La dernière audience, n’avait finalement pas pu se tenir. Le président de la Cour, Yacouba Condé, avait décidé de renvoyer l’affaire, estimant nécessaire la comparution d’un témoin clé. Oumar Saïd Koulibaly, qui dirigeait la SOTELGUI au moment des faits. Son absence avait une nouvelle fois empêché la poursuite normale des débats.

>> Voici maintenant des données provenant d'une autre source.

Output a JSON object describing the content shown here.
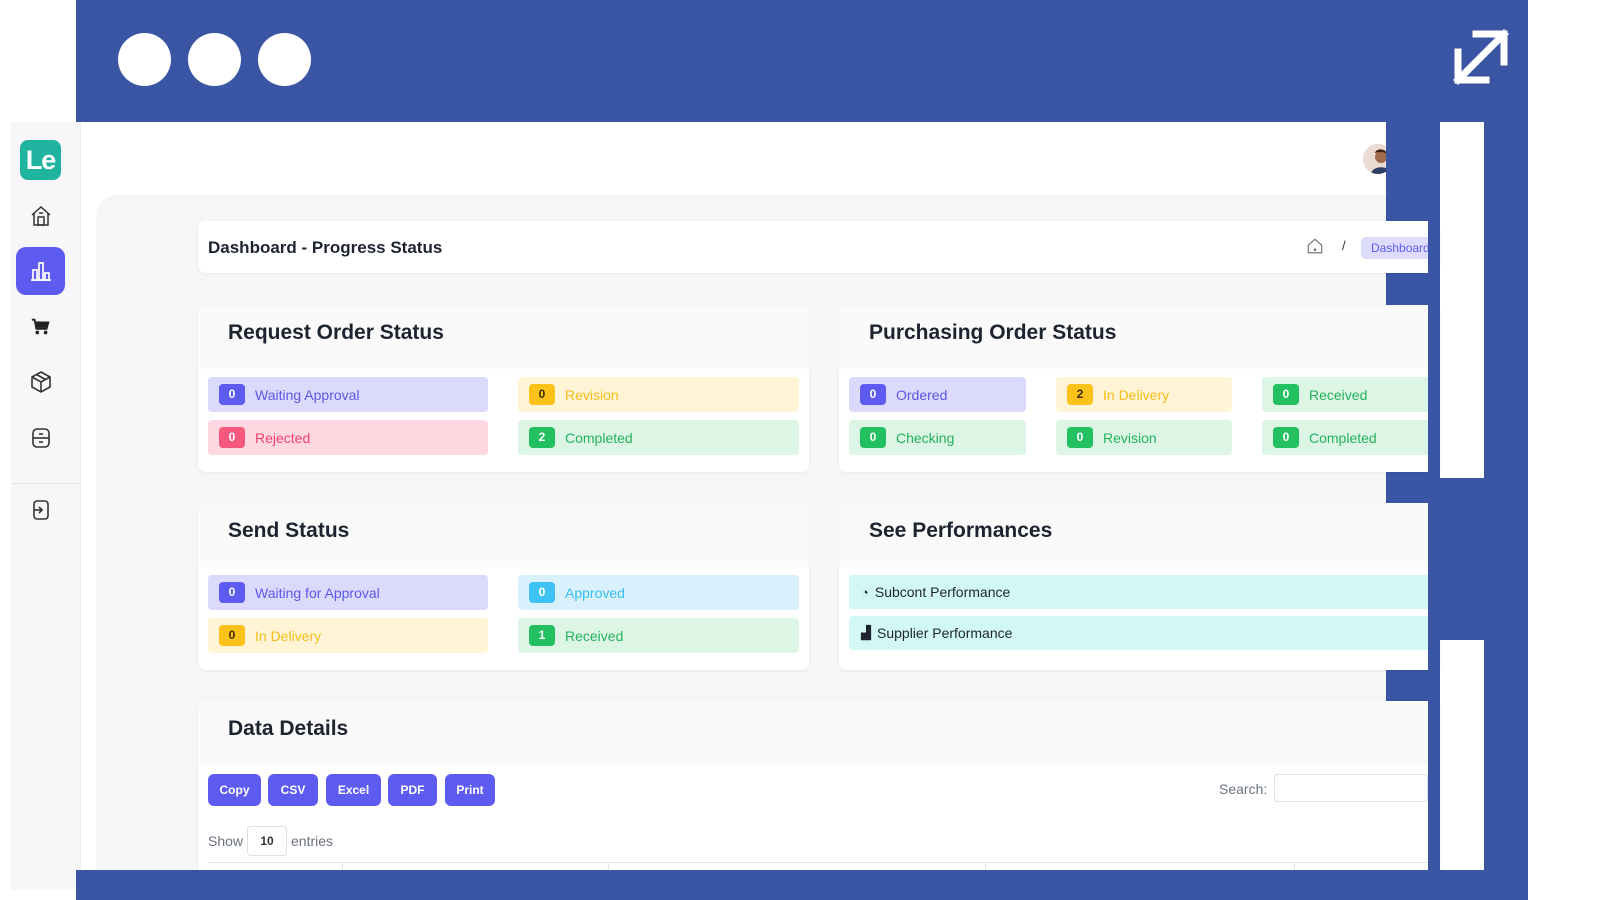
{
  "header": {
    "page_title": "Dashboard - Progress Status",
    "breadcrumb_separator": "/",
    "breadcrumb_current": "Dashboard"
  },
  "sidebar": {
    "logo_text": "Le",
    "items": [
      {
        "icon": "home-icon"
      },
      {
        "icon": "bar-chart-icon",
        "active": true
      },
      {
        "icon": "cart-icon"
      },
      {
        "icon": "box-icon"
      },
      {
        "icon": "archive-icon"
      },
      {
        "icon": "logout-icon"
      }
    ]
  },
  "request_order": {
    "title": "Request Order Status",
    "items": [
      {
        "count": "0",
        "label": "Waiting Approval",
        "color": "#5e5cf0"
      },
      {
        "count": "0",
        "label": "Revision",
        "color": "#fcc219"
      },
      {
        "count": "0",
        "label": "Rejected",
        "color": "#f5587d"
      },
      {
        "count": "2",
        "label": "Completed",
        "color": "#23c062"
      }
    ]
  },
  "purchasing_order": {
    "title": "Purchasing Order Status",
    "items": [
      {
        "count": "0",
        "label": "Ordered"
      },
      {
        "count": "2",
        "label": "In Delivery"
      },
      {
        "count": "0",
        "label": "Received"
      },
      {
        "count": "0",
        "label": "Checking"
      },
      {
        "count": "0",
        "label": "Revision"
      },
      {
        "count": "0",
        "label": "Completed"
      }
    ]
  },
  "send_status": {
    "title": "Send Status",
    "items": [
      {
        "count": "0",
        "label": "Waiting for Approval"
      },
      {
        "count": "0",
        "label": "Approved"
      },
      {
        "count": "0",
        "label": "In Delivery"
      },
      {
        "count": "1",
        "label": "Received"
      }
    ]
  },
  "performances": {
    "title": "See Performances",
    "items": [
      {
        "label": "Subcont Performance",
        "icon": "pie-chart-icon"
      },
      {
        "label": "Supplier Performance",
        "icon": "bar-chart-icon"
      }
    ]
  },
  "data_details": {
    "title": "Data Details",
    "buttons": [
      "Copy",
      "CSV",
      "Excel",
      "PDF",
      "Print"
    ],
    "search_label": "Search:",
    "show_label": "Show",
    "entries_value": "10",
    "entries_label": "entries"
  }
}
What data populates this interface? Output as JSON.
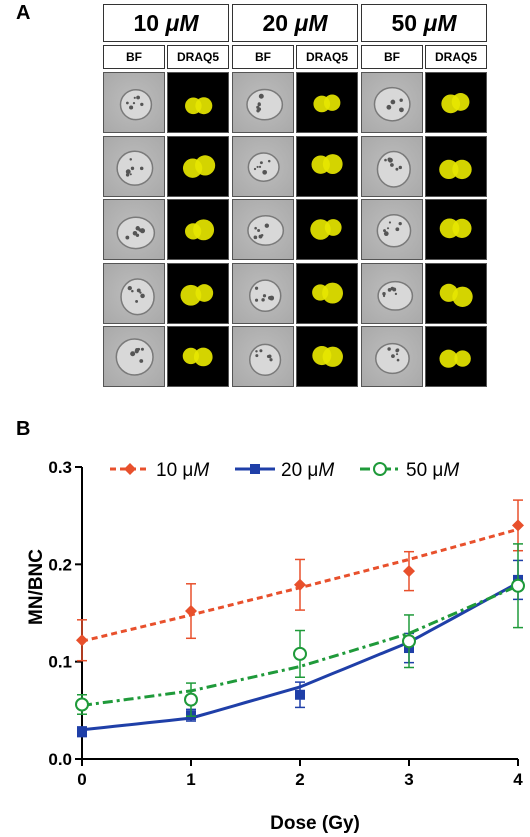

Déjà lors des audiences du 2 et du 23 février, la partie civile, représentée par l’Agent judiciaire de l’État et assistée de Me Pépé Antoine Lamah, avait exprimé de fortes préoccupations face à la lenteur de la procédure et à la situation de l’ancien ministre.
Elle avait notamment sollicité la saisie et la gestion de l’ensemble des biens meubles et immeubles d’Oyé Guilavogui y compris ses propriétés situées à Conakry et à Kindia ainsi que de ses comptes bancaires. Ces avoirs devraient, selon la demande, être placés sous la gestion de l’Agence de gestion et de recouvrement des avoirs saisis et confisqués (AGRASC).
L’audience de ce lundi est donc particulièrement attendue, avec l’espoir de voir enfin comparaître le témoin clé dont l’absence a jusque-là retardé l’évolution du dossier.